Over the years I have prepared different varieties of salmon from all over the world for clients that demand the best that there is. King Salmon is one of British Columbia’s gourmand recognized fish exports. Discriminating salmon lovers found around the world would agree that our Wild King Salmon is ranked the highest in sushi quality.
This next recipe is one that was shown to me by the chef who I worked under at the Hotel Vancouver back in the late eighties.
A grilled center cut filet portion of King Salmon marinated with fresh ginger, spring onion, ponzu sauce and marinated with a Ginger Mango Soya sauce and topped with a Peach Chutney Butter.
I have wowed many salmon lovers with this recipe and hope you will too!
You will need.
16 oz. center cut filet of fresh King Salmon skinned and pin-deboned, cut into 4 equal pieces.
In a bowl add. 3 oz. peanut oil.
2 oz. fresh white vinegar.
1 tbs. of ponzu sauce.
1 oz. dry sherry.
1 tbs. minced garlic.
2 tbs. fresh minced green onion.
2 tbs. of fresh minced ginger.
1 tbs. pure sesame oil.
½ tsp. of sea salt.
½ tsp. of fresh ground pepper. Mix all the ingredients well.
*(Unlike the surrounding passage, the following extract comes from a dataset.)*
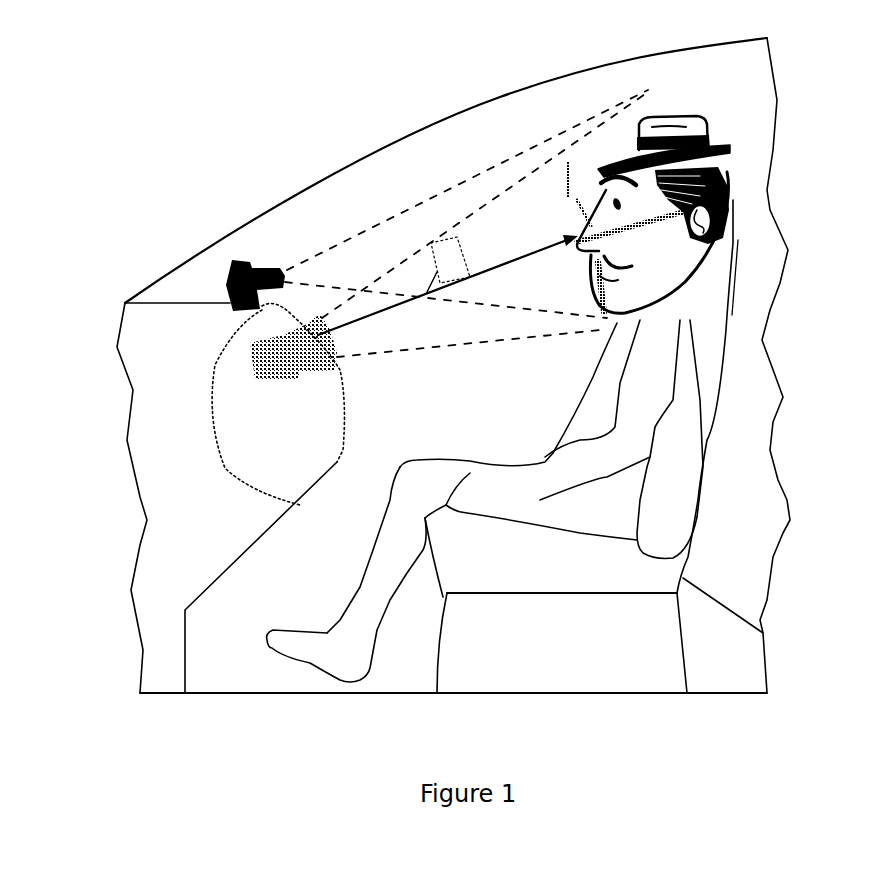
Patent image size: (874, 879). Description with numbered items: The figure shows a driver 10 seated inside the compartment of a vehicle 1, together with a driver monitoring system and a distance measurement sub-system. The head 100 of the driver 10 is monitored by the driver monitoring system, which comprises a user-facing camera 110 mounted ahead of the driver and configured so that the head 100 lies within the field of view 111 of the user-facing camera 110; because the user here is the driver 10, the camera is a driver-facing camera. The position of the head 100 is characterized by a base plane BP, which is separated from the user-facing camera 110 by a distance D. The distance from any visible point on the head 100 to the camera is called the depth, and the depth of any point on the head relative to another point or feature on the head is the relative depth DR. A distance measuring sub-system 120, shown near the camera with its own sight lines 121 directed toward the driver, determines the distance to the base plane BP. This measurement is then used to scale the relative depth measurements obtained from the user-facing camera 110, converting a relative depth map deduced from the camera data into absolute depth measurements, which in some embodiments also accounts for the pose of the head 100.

Add the salmon portions and coat with the marinade and let sit for no more than half an hour.
To make the Peach Chutney Butter you will need.
In a mixing bowl add;
4 oz. of soft unsalted butter.
1 Tbs. of fresh grated garlic.
1tbs. of fresh grated ginger.
3 oz. of Peach Chutney [Major Gray]
1 oz, lite soya sauce ¾ tsp of sesame oil.
Blend and mash all the ingredients together with a spatula, spoon out onto a piece of wax paper.
Make 4 equal piles and form them into a small patty and keep cool till required.
Season your bbq grill or broiler with a peanut oil soaked towel.
Preheat to bbq med high or about 400 degrees making sure the grill is hot. Broil on Hi!
When ready give the grill space you’re using one quick wipe with the saved oil soaked paper towel and place your salmon portion belly side down first and grill for 5 /7 minutes depending on thickness. Flip over and continue to cook for another 4 minutes.
Turn off the flame and remove to a heated serving plate.
Place the peach butter patty on top and serve with some grilled peppers, zucchini slices and butter sautéed and grilled asparagus.